Diventa docente di ruolo a 62 anni: fra 5 in pensione

Il posto fisso a scuola in arrivo a 62 anni compiuti. È uno dei tanti miracoli all’italiana che oggi fa la sua apparizione nella vita professionale di una docente trevigiana di Tedesco. A settembre la professoressa Livia Pancani, classe 1953, in cattedra ormai da più di trent’anni, potrà finalmente stringere tra le mani il suo primo contratto di lavoro a tempo indeterminato. Un pezzo di carta sudato, nel complesso mondo della pubblica istruzione. Dal 2013 la docente trevigiana si è ritrovata al primo posto in graduatoria. E passo dopo passo, sulla strada della vecchia normativa fino a ieri in vigore, quest’anno la cattedra di ruolo ha all’improvviso bussato alla sua porta. Sarebbero bastati altri cinque anni e il momento dell’assunzione sarebbe riuscito, per ironia della sorte, a stringere la mano all’arrivo della pensione.
Professoressa, si dice che la pazienza sia la virtù dei forti, sente di aver avuto più pazienza o tenacia?

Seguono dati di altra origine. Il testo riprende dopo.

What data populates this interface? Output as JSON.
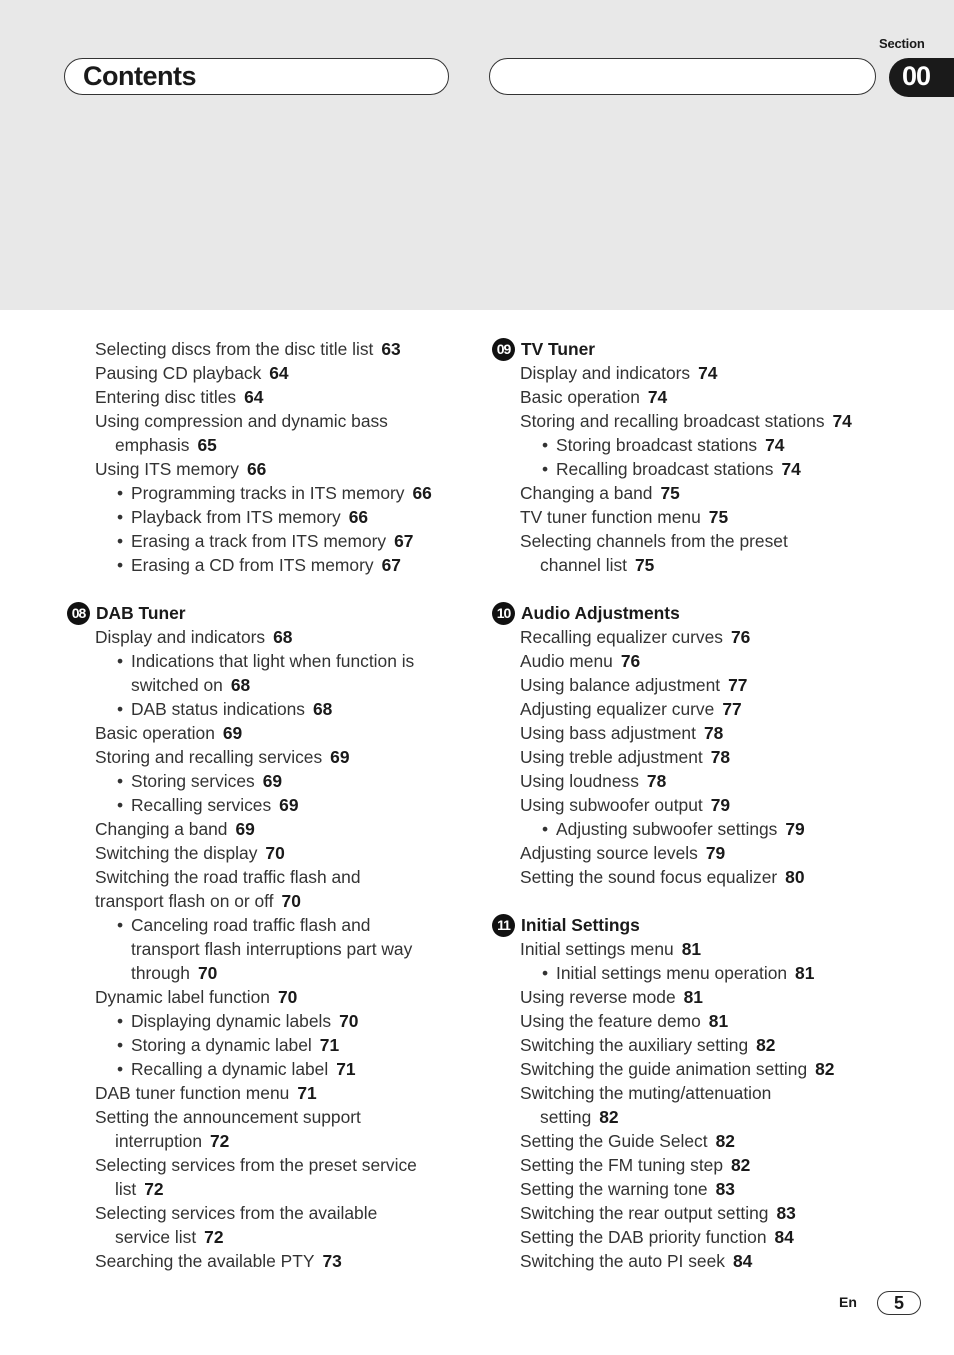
{
  "header": {
    "title": "Contents",
    "section_label": "Section",
    "section_number": "00"
  },
  "left_column": [
    {
      "type": "l1",
      "text": "Selecting discs from the disc title list",
      "page": "63"
    },
    {
      "type": "l1",
      "text": "Pausing CD playback",
      "page": "64"
    },
    {
      "type": "l1",
      "text": "Entering disc titles",
      "page": "64"
    },
    {
      "type": "l1",
      "text": "Using compression and dynamic bass",
      "page": ""
    },
    {
      "type": "l1c",
      "text": "emphasis",
      "page": "65"
    },
    {
      "type": "l1",
      "text": "Using ITS memory",
      "page": "66"
    },
    {
      "type": "l2",
      "text": "Programming tracks in ITS memory",
      "page": "66"
    },
    {
      "type": "l2",
      "text": "Playback from ITS memory",
      "page": "66"
    },
    {
      "type": "l2",
      "text": "Erasing a track from ITS memory",
      "page": "67"
    },
    {
      "type": "l2",
      "text": "Erasing a CD from ITS memory",
      "page": "67"
    },
    {
      "type": "gap"
    },
    {
      "type": "heading",
      "badge": "08",
      "text": "DAB Tuner"
    },
    {
      "type": "l1",
      "text": "Display and indicators",
      "page": "68"
    },
    {
      "type": "l2",
      "text": "Indications that light when function is",
      "page": ""
    },
    {
      "type": "l2c",
      "text": "switched on",
      "page": "68"
    },
    {
      "type": "l2",
      "text": "DAB status indications",
      "page": "68"
    },
    {
      "type": "l1",
      "text": "Basic operation",
      "page": "69"
    },
    {
      "type": "l1",
      "text": "Storing and recalling services",
      "page": "69"
    },
    {
      "type": "l2",
      "text": "Storing services",
      "page": "69"
    },
    {
      "type": "l2",
      "text": "Recalling services",
      "page": "69"
    },
    {
      "type": "l1",
      "text": "Changing a band",
      "page": "69"
    },
    {
      "type": "l1",
      "text": "Switching the display",
      "page": "70"
    },
    {
      "type": "l1",
      "text": "Switching the road traffic flash and",
      "page": ""
    },
    {
      "type": "l1",
      "text": "transport flash on or off",
      "page": "70"
    },
    {
      "type": "l2",
      "text": "Canceling road traffic flash and",
      "page": ""
    },
    {
      "type": "l2c",
      "text": "transport flash interruptions part way",
      "page": ""
    },
    {
      "type": "l2c",
      "text": "through",
      "page": "70"
    },
    {
      "type": "l1",
      "text": "Dynamic label function",
      "page": "70"
    },
    {
      "type": "l2",
      "text": "Displaying dynamic labels",
      "page": "70"
    },
    {
      "type": "l2",
      "text": "Storing a dynamic label",
      "page": "71"
    },
    {
      "type": "l2",
      "text": "Recalling a dynamic label",
      "page": "71"
    },
    {
      "type": "l1",
      "text": "DAB tuner function menu",
      "page": "71"
    },
    {
      "type": "l1",
      "text": "Setting the announcement support",
      "page": ""
    },
    {
      "type": "l1c",
      "text": "interruption",
      "page": "72"
    },
    {
      "type": "l1",
      "text": "Selecting services from the preset service",
      "page": ""
    },
    {
      "type": "l1c",
      "text": "list",
      "page": "72"
    },
    {
      "type": "l1",
      "text": "Selecting services from the available",
      "page": ""
    },
    {
      "type": "l1c",
      "text": "service list",
      "page": "72"
    },
    {
      "type": "l1",
      "text": "Searching the available PTY",
      "page": "73"
    }
  ],
  "right_column": [
    {
      "type": "heading",
      "badge": "09",
      "text": "TV Tuner"
    },
    {
      "type": "l1",
      "text": "Display and indicators",
      "page": "74"
    },
    {
      "type": "l1",
      "text": "Basic operation",
      "page": "74"
    },
    {
      "type": "l1",
      "text": "Storing and recalling broadcast stations",
      "page": "74"
    },
    {
      "type": "l2",
      "text": "Storing broadcast stations",
      "page": "74"
    },
    {
      "type": "l2",
      "text": "Recalling broadcast stations",
      "page": "74"
    },
    {
      "type": "l1",
      "text": "Changing a band",
      "page": "75"
    },
    {
      "type": "l1",
      "text": "TV tuner function menu",
      "page": "75"
    },
    {
      "type": "l1",
      "text": "Selecting channels from the preset",
      "page": ""
    },
    {
      "type": "l1c",
      "text": "channel list",
      "page": "75"
    },
    {
      "type": "gap"
    },
    {
      "type": "heading",
      "badge": "10",
      "text": "Audio Adjustments"
    },
    {
      "type": "l1",
      "text": "Recalling equalizer curves",
      "page": "76"
    },
    {
      "type": "l1",
      "text": "Audio menu",
      "page": "76"
    },
    {
      "type": "l1",
      "text": "Using balance adjustment",
      "page": "77"
    },
    {
      "type": "l1",
      "text": "Adjusting equalizer curve",
      "page": "77"
    },
    {
      "type": "l1",
      "text": "Using bass adjustment",
      "page": "78"
    },
    {
      "type": "l1",
      "text": "Using treble adjustment",
      "page": "78"
    },
    {
      "type": "l1",
      "text": "Using loudness",
      "page": "78"
    },
    {
      "type": "l1",
      "text": "Using subwoofer output",
      "page": "79"
    },
    {
      "type": "l2",
      "text": "Adjusting subwoofer settings",
      "page": "79"
    },
    {
      "type": "l1",
      "text": "Adjusting source levels",
      "page": "79"
    },
    {
      "type": "l1",
      "text": "Setting the sound focus equalizer",
      "page": "80"
    },
    {
      "type": "gap"
    },
    {
      "type": "heading",
      "badge": "11",
      "text": "Initial Settings"
    },
    {
      "type": "l1",
      "text": "Initial settings menu",
      "page": "81"
    },
    {
      "type": "l2",
      "text": "Initial settings menu operation",
      "page": "81"
    },
    {
      "type": "l1",
      "text": "Using reverse mode",
      "page": "81"
    },
    {
      "type": "l1",
      "text": "Using the feature demo",
      "page": "81"
    },
    {
      "type": "l1",
      "text": "Switching the auxiliary setting",
      "page": "82"
    },
    {
      "type": "l1",
      "text": "Switching the guide animation setting",
      "page": "82"
    },
    {
      "type": "l1",
      "text": "Switching the muting/attenuation",
      "page": ""
    },
    {
      "type": "l1c",
      "text": "setting",
      "page": "82"
    },
    {
      "type": "l1",
      "text": "Setting the Guide Select",
      "page": "82"
    },
    {
      "type": "l1",
      "text": "Setting the FM tuning step",
      "page": "82"
    },
    {
      "type": "l1",
      "text": "Setting the warning tone",
      "page": "83"
    },
    {
      "type": "l1",
      "text": "Switching the rear output setting",
      "page": "83"
    },
    {
      "type": "l1",
      "text": "Setting the DAB priority function",
      "page": "84"
    },
    {
      "type": "l1",
      "text": "Switching the auto PI seek",
      "page": "84"
    }
  ],
  "footer": {
    "language": "En",
    "page_number": "5"
  }
}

«“Sarei potuta rimanere per sempre fino al momento della pensione, a 67 anni, nel limbo delle graduatorie. Che vuol dire mettersi in gioco ogni anno in una nuova scuola. Cambiando sempre posto di lavoro. E attendere ogni settembre l’arrivo di un contratto a tempo determinato. E invece quest’anno mi si è presentata la disponibilità di un unico posto di ruolo nella mia classe di concorso per la provincia di Treviso. Ho già deciso che per questo andrò ad accendere un cero a Sant’Antonio».
Quando ha deciso di entrare in classe la prima volta?
«Dopo la laurea, per la verità, non ho pensato subito all’insegnamento. Ho lavorato diversi anni in un’azienda occupandomi di commercio estero. Soltanto più tardi ho deciso di voltare pagina e iniziare a insegnare. Coprendo all’inizio qualche supplenza. Poi ho insegnato per vent’anni in una scuola paritaria a Conegliano, il liceo Maria Assunta. Nel 2000 partecipo al concorso e ottengo l’abilitazione all’insegnamento. Nel frattempo continuo ad insegnare al liceo linguistico dell’istituto paritario. Nel 2005 il liceo linguistico dell’istituto chiude. E a questo punto inizio a insegnare nella scuola statale. Sono arrivata fin qui dopo vent’anni di precariato. Sono stata fortunata di aver potuto contare su un buon punteggio avuto al concorso. E di aver avuto anni di insegnamento alle spalle nella scuola paritaria».
Ha già idea di dove andrà ora ad insegnare?
«La cattedra di ruolo di tedesco dovrebbe essere disponibile in un istituto di Castelfranco. L’ultima cattedra che ho avuto quest’anno è stata all’Isis Verdi di Valdobbiadene».
Una sola cattedra certa, per lei, in arrivo fuori porta. E tutti gli altri colleghi, dopo di lei in graduatoria, pronti a mettersi invece in gioco da Nord a Sud, per la procedura nazionale delle assunzioni annunciata dalla legge la Buona Scuola. Anche il posto vicino a casa è un piccolo miracolo?
«Non so proprio come potrà funzionare questo nuovo ordinamento. Ad essere messi di fronte ad una situazione paradossale è proprio una generazione di insegnanti quarantenni e cinquantenni che lavorano per la scuola da tantissimi anni. Di punto in bianco vengono messi di fronte a un bivio. Il piano delle assunzioni dice chiaramente: “O vai a insegnare nella città che ti dico io, dove puoi trovare il posto di lavoro di ruolo, oppure se non accetti sei fuori dalla graduatoria”. In gioco ci sono padri e madri di famiglia. Qualcuno anche con figli ancora piccoli. Insegnanti che alla scuola hanno dedicato tutto e che forse si sono anche fatti la gavetta più di me. Non certo docenti ventenni disposti a prendere la valigia e andare ovunque. Ora tutti sono costretti a entrare in questo giro di assunzioni che sembra esser diventato una roulette. Senza sapere se potranno avere una cattedra qui, o chissà dove, in giro per l’Italia».
Un piano di assunzioni per la scuola da bocciare?
«Queste assunzioni annunciate dalla legge sulla Buona scuola sembra proprio che siano piovute dall’alto senza avere la minima idea di quella che è la realtà del lavoro degli insegnanti».